Порода. The breed | страница 31
— Однако ж и обществу сейчас ничего не нужно, не только лицам. Оно само все отвергает: все усилия, ради его же блага совершаемые, все труды — все отрицает, ничего не принимает!
Осип Петрович отложил трубку, так и не раскурив.
— Миша, голубчик, боюсь, что именно эта мысль — величайший соблазн. И в наши дни, и во все прежние. Что значит такое отрицание? Только то, что труды были преждевременны… Но оценят потом, следующие поколения! А может быть, усилия были просто неразумны или глубоко эгоистичны. То, что на благо и ко времени, то не отвергнут. Не навязывать надо — служить. — Осип Петрович почувствовал, что понял что-то важное — кажется, именно то, что давно и тщетно пытался разрешить, — разгадал, наконец, загадку. Спокойное осознание новых сил явилось нежданно и обрадовало.
— Ну, спасибо, милый, за разговор. Может, я теперь и на охоту с тобой поеду — но уж осенью, в самую пору. Ну, а сейчас — собираться. Знаешь, как раз еду со знакомым к Тенишевой: она свое Талашкино любимое надумала продавать, и решилась, кажется. Отвезу покупателя. Грустное дело, да ничего не попишешь.
Вышли вместе. Сани, приготовленные для поездки на станцию, за двенадцать верст от Зайцева, уже ждали. Сыпал и сыпал с серого неба снег.

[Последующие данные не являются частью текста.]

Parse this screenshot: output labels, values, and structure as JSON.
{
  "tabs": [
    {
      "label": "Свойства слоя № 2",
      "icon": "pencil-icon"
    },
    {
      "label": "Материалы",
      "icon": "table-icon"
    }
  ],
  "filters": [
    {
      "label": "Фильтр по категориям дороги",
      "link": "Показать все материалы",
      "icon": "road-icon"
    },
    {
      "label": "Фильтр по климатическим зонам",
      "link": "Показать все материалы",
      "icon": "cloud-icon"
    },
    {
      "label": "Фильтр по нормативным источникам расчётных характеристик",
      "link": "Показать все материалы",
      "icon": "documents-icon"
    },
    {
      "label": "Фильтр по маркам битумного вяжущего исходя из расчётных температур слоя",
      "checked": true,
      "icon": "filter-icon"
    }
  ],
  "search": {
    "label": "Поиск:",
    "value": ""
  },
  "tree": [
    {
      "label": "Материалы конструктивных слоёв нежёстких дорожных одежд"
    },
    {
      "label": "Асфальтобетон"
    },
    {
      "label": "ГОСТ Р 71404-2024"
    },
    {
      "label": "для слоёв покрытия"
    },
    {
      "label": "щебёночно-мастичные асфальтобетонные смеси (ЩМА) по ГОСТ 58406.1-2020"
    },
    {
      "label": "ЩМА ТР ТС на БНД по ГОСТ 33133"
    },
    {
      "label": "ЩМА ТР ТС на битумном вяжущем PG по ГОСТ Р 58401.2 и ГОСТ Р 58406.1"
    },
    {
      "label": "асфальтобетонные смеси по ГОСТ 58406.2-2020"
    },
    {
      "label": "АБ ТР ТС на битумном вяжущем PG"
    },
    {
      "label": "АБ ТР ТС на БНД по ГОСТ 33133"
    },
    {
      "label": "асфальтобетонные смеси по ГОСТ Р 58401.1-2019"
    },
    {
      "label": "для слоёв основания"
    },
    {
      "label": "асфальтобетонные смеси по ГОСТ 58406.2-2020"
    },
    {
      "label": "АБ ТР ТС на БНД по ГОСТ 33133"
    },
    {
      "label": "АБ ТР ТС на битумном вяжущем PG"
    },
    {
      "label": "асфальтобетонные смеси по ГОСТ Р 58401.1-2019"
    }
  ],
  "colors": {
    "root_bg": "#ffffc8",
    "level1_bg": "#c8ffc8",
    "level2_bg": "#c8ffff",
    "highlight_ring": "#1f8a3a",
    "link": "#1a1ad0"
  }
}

В станционном буфете Осип Петрович назначил встречу с давним знакомым — состоятельным г-ном Кардо-Сысоевым. Денежный человек, пожелавший осмотреть и серьезно намеренный купить знаменитое имение Тенишевой, прибыл с братом и двумя комиссионерами. Будущие покупатели в весьма приподнятом настроении погрузились в вагон пыхтящего поезда, едва различимого в облаках снега и пара, и слишком оживленно провели два с половиной часа дороги. Поезд в Тычинине, ближайшем к Талашкину полустанке, стоял всего три минуты, и Осип Петрович, видя настроение компании, опасался не поспеть вовремя выйти. Однако предвкушение всех удовольствий осмотра имения и трехдневного, как было условлено, в нем пребывания, оказалось для братьев Кардо-Сысоевых и их помощников достаточным, чтобы высадка из поезда прошла успешно. Осип Петрович вздохнул с облегчением.
На станции, всего в двух верстах от Талашкина, разместились в огромных розвальнях. Заиндевевшие приземистые лошади, привычно пробиваясь сквозь снега занесенной дороги, донесли довольно резво прямо к воротам усадьбы.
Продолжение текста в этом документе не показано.